The nuclear deal, agreed in 2015, saw Iran agree to limits on its reactor programme in return for sanctions relief.
But US president Donald Trump withdrew from the agreement in May last year, and reimposed sanctions.
In response, Iran’s president Hassan Rouhani said Iran would increase its uranium enrichment beyond the threshold agreed in the deal. The rows have led to increasing tensions.
The latest episode saw Royal Marines seize an oil tanker near Gibraltar on 4 July.
Authorities claimed the tanker was taking crude oil to Syria, which is subject to European Union sanctions.
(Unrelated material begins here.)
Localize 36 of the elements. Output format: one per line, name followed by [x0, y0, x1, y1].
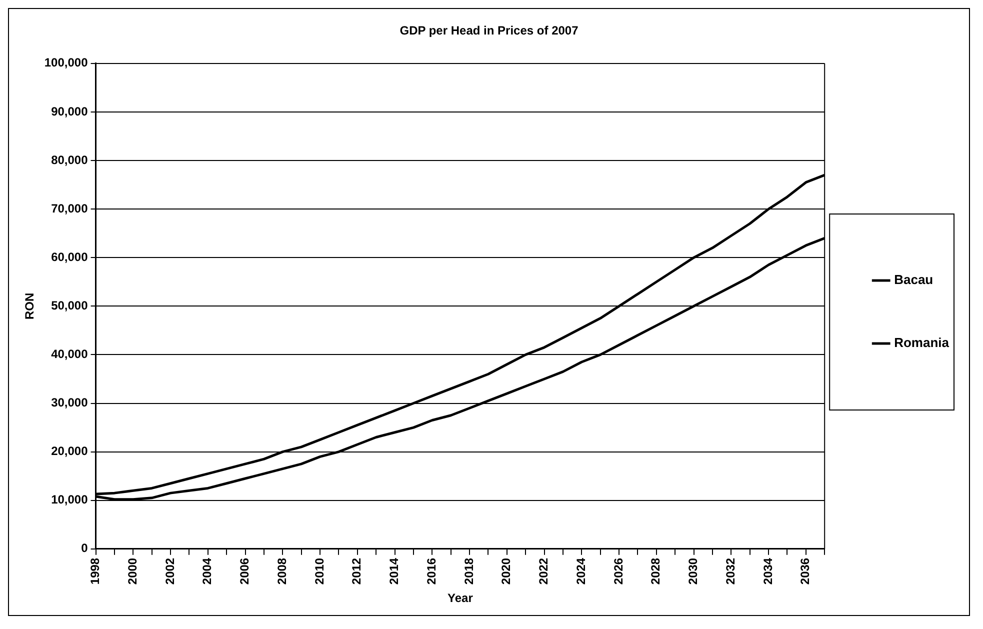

Iran denounced the “illegal seizure” and foreign ministry spokesperson Abbas Mousavi called it a “form of piracy”.
Britain raised its threat level for British ships in Iranian waters to “critical” on Tuesday of last week —the highest level.
The next day, three Iranian gun boats “harassed” oil tanker British Heritage in the Strait of Hormuz.
They left after the Royal Navy frigate HMS Montrose trained its guns on them.
Now Britain has sent a second warship, HMS Duncan, to the Gulf.
Hunt said the detained tanker could be released if Iran guaranteed that it would not go to Syria. Iran demanded it be released immediately.
The West is painting Iran as a threat to justify attacks—and ratcheting up the risk of war.
Colonel Kemp claimed that “only with very stiff resistance will they get the message.”
We must resist the West’s war drive.